René y Lucía estuvieron bailando hasta casi desfallecer. Ver bailar a René también era un espectáculo: su figura esbelta, varonil, precisa; sus movimientos ágiles, sensuales y calculados. Lo llevaba en la sangre, se movía como nadie. Cada meneo suyo era una provocación para Lucía que se aplicaba en seguir sus pasos. La música la enajenaba, se entregaba cada vez más, iba a ser la noche más loca de su vida.
Por fin se sentaron. Descansaron un momento y luego se miraron complacidos, lo estaban pasando fenomenal. René bromeaba y Lucía no paraba de reír. De pronto ella le acarició la mejilla y él la besó apasionadamente. -Eres muy guapo, ¿lo sabías verdad?, -le dijo insinuante Lucía-. –Y tú eres una mujer maravillosa, -afirmó él-. La temperatura entre los dos se elevaba por momentos. -Vamos a mi casa, -le pidió Lucía- No quería esperar más, tenía ganas de él, le deseaba con todas sus fuerzas.
Estuvieron todo el resto de la noche amándose. Con el alba, se quedaron profundamente dormidos. Lucía estaba relajada, complacida, él la había satisfecho superando todas sus expectativas. René también respiraba tranquilo y orgulloso.
Bien entrada ya la mañana, tocando el mediodía, René despertó delicadamente a Lucía: -Mi amor, -le dijo en un susurro-, tengo que marcharme ya. -¿Tan pronto? -repuso ella-, apurando un último beso.

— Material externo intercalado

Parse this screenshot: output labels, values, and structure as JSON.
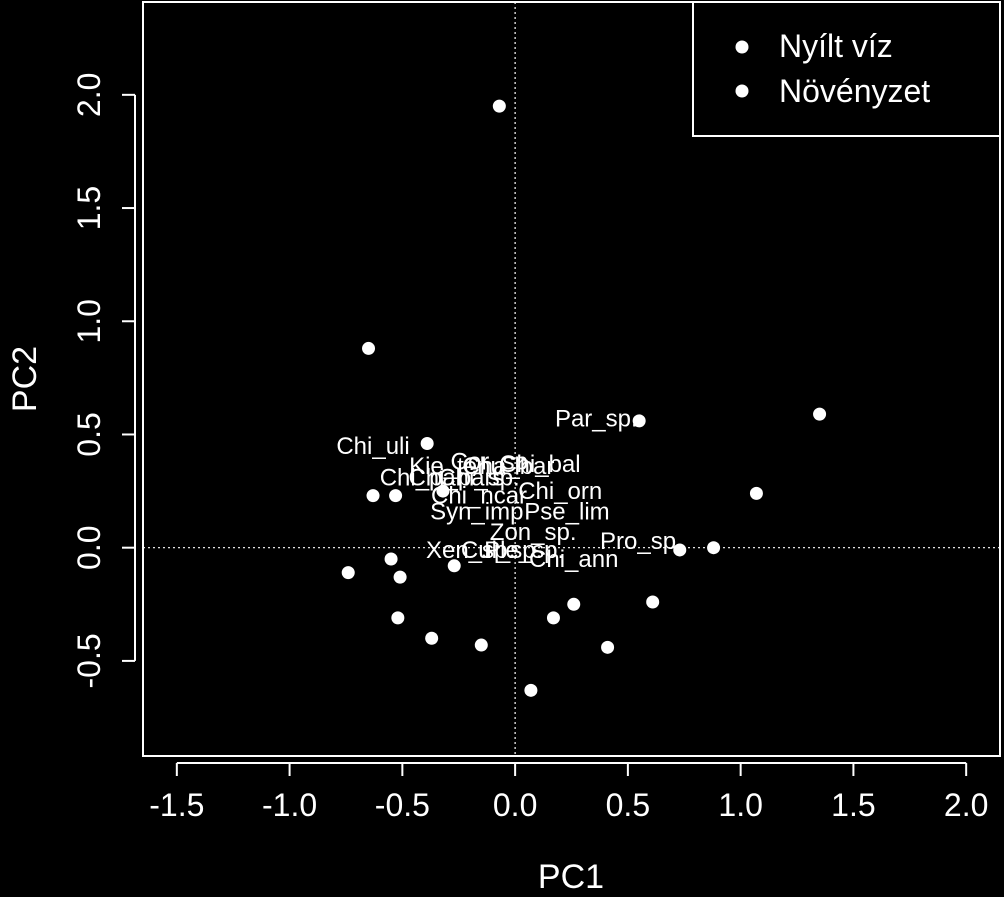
{
  "chart_data": {
    "type": "scatter",
    "title": "",
    "xlabel": "PC1",
    "ylabel": "PC2",
    "xlim": [
      -1.65,
      2.15
    ],
    "ylim": [
      -0.92,
      2.41
    ],
    "xticks": [
      "-1.5",
      "-1.0",
      "-0.5",
      "0.0",
      "0.5",
      "1.0",
      "1.5",
      "2.0"
    ],
    "yticks": [
      "-0.5",
      "0.0",
      "0.5",
      "1.0",
      "1.5",
      "2.0"
    ],
    "xtick_values": [
      -1.5,
      -1.0,
      -0.5,
      0.0,
      0.5,
      1.0,
      1.5,
      2.0
    ],
    "ytick_values": [
      -0.5,
      0.0,
      0.5,
      1.0,
      1.5,
      2.0
    ],
    "reference_lines": {
      "x": 0.0,
      "y": 0.0,
      "style": "dotted"
    },
    "background": "#000000",
    "foreground": "#ffffff",
    "legend": {
      "position": "top-right",
      "entries": [
        {
          "label": "Nyílt víz",
          "marker": "filled-circle"
        },
        {
          "label": "Növényzet",
          "marker": "filled-circle"
        }
      ]
    },
    "series": [
      {
        "marker": "filled-circle",
        "points": [
          {
            "x": -0.07,
            "y": 1.95
          },
          {
            "x": -0.65,
            "y": 0.88
          },
          {
            "x": 1.35,
            "y": 0.59
          },
          {
            "x": 0.55,
            "y": 0.56
          },
          {
            "x": -0.39,
            "y": 0.46
          },
          {
            "x": -0.63,
            "y": 0.23
          },
          {
            "x": -0.53,
            "y": 0.23
          },
          {
            "x": 1.07,
            "y": 0.24
          },
          {
            "x": -0.32,
            "y": 0.25
          },
          {
            "x": 0.88,
            "y": 0.0
          },
          {
            "x": 0.73,
            "y": -0.01
          },
          {
            "x": -0.55,
            "y": -0.05
          },
          {
            "x": -0.74,
            "y": -0.11
          },
          {
            "x": -0.51,
            "y": -0.13
          },
          {
            "x": -0.27,
            "y": -0.08
          },
          {
            "x": 0.61,
            "y": -0.24
          },
          {
            "x": 0.26,
            "y": -0.25
          },
          {
            "x": 0.17,
            "y": -0.31
          },
          {
            "x": -0.52,
            "y": -0.31
          },
          {
            "x": -0.37,
            "y": -0.4
          },
          {
            "x": -0.15,
            "y": -0.43
          },
          {
            "x": 0.41,
            "y": -0.44
          },
          {
            "x": 0.07,
            "y": -0.63
          }
        ]
      }
    ],
    "annotations": [
      {
        "text": "Par_sp.",
        "x": 0.36,
        "y": 0.57
      },
      {
        "text": "Chi_uli",
        "x": -0.63,
        "y": 0.45
      },
      {
        "text": "Kie_tenu",
        "x": -0.26,
        "y": 0.36
      },
      {
        "text": "Cor_sp.",
        "x": -0.1,
        "y": 0.38
      },
      {
        "text": "Cha_bar",
        "x": -0.03,
        "y": 0.36
      },
      {
        "text": "Chi_bal",
        "x": 0.11,
        "y": 0.37
      },
      {
        "text": "Chi_pal",
        "x": -0.42,
        "y": 0.31
      },
      {
        "text": "Chi_pars",
        "x": -0.26,
        "y": 0.31
      },
      {
        "text": "Chi_sp.",
        "x": -0.16,
        "y": 0.31
      },
      {
        "text": "Chi_orn",
        "x": 0.2,
        "y": 0.25
      },
      {
        "text": "Chi_ncar",
        "x": -0.16,
        "y": 0.23
      },
      {
        "text": "Syn_imp",
        "x": -0.17,
        "y": 0.16
      },
      {
        "text": "Pse_lim",
        "x": 0.23,
        "y": 0.16
      },
      {
        "text": "Zon_sp.",
        "x": 0.08,
        "y": 0.07
      },
      {
        "text": "Pro_sp.",
        "x": 0.56,
        "y": 0.03
      },
      {
        "text": "Xen_sp.",
        "x": -0.2,
        "y": -0.01
      },
      {
        "text": "Cul_sp.",
        "x": -0.06,
        "y": -0.01
      },
      {
        "text": "Ple_sp.",
        "x": 0.04,
        "y": -0.01
      },
      {
        "text": "Chi_ann",
        "x": 0.26,
        "y": -0.05
      }
    ]
  }
}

Lucía se levantó y fue a buscar un sobre que tenía guardado en el escritorio del salón, después se lo entregó a René. -¿Lo has pasado bien?, -le preguntó él-. -Ha sido una noche perfecta, -respondió Lucía-.
-Bueno, tengo que irme. Sí me necesitas, ya sabes dónde encontrarme. Basta con que me des un telefonazo, –le dijo él-. Ella le acompañó hasta la puerta y le despidió con un beso en la mejilla. Luego suspiró y se acostó de nuevo, acurrucándose entre las cálidas sábanas que aún guardaban la sensualidad de la certeza pasada. No tenía prisa, aún quería prolongar un poco más esa maravillosa sensación de total libertad, la evocación de haber disfrutado de lo prohibido, de lo que nunca hasta ese momento se había atrevido a hacer.

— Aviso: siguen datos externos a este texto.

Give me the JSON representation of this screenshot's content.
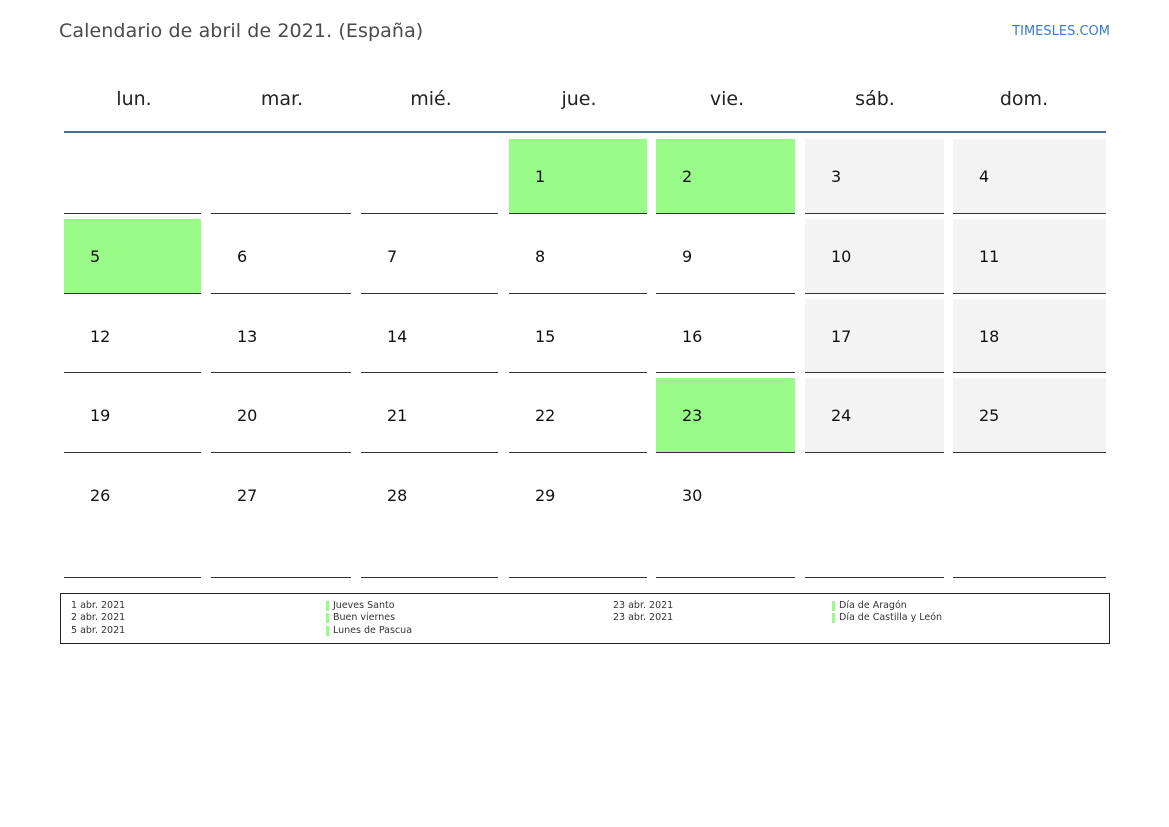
{
  "header": {
    "title": "Calendario de abril de 2021. (España)",
    "site": "TIMESLES.COM"
  },
  "calendar": {
    "weekdays": [
      "lun.",
      "mar.",
      "mié.",
      "jue.",
      "vie.",
      "sáb.",
      "dom."
    ],
    "weeks": [
      [
        "",
        "",
        "",
        "1",
        "2",
        "3",
        "4"
      ],
      [
        "5",
        "6",
        "7",
        "8",
        "9",
        "10",
        "11"
      ],
      [
        "12",
        "13",
        "14",
        "15",
        "16",
        "17",
        "18"
      ],
      [
        "19",
        "20",
        "21",
        "22",
        "23",
        "24",
        "25"
      ],
      [
        "26",
        "27",
        "28",
        "29",
        "30",
        "",
        ""
      ]
    ],
    "holiday_days": [
      "1",
      "2",
      "5",
      "23"
    ]
  },
  "legend": {
    "left": [
      {
        "date": "1 abr. 2021",
        "name": "Jueves Santo"
      },
      {
        "date": "2 abr. 2021",
        "name": "Buen viernes"
      },
      {
        "date": "5 abr. 2021",
        "name": "Lunes de Pascua"
      }
    ],
    "right": [
      {
        "date": "23 abr. 2021",
        "name": "Día de Aragón"
      },
      {
        "date": "23 abr. 2021",
        "name": "Día de Castilla y León"
      }
    ]
  },
  "colors": {
    "holiday": "#99fb88",
    "weekend": "#f4f4f4",
    "header_rule": "#4a6a94",
    "link": "#3a7bc8"
  }
}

Volvió a suspirar satisfecha, había sido la mejor inversión de su vida.
10 septiembre, 2012
Ana María Pantoja Blanco
Vaya con René, es un crack. Podrías darme su teléfono? 😚
Bonito cuento, magníficamente narrado, dando calidez y fuerza de enganche a la sensibilidad, la delicadeza y la ternura. Gracias Ana. Una bonita historia de dos seres humanos que se encuentran para compartir cada uno sus necesidades.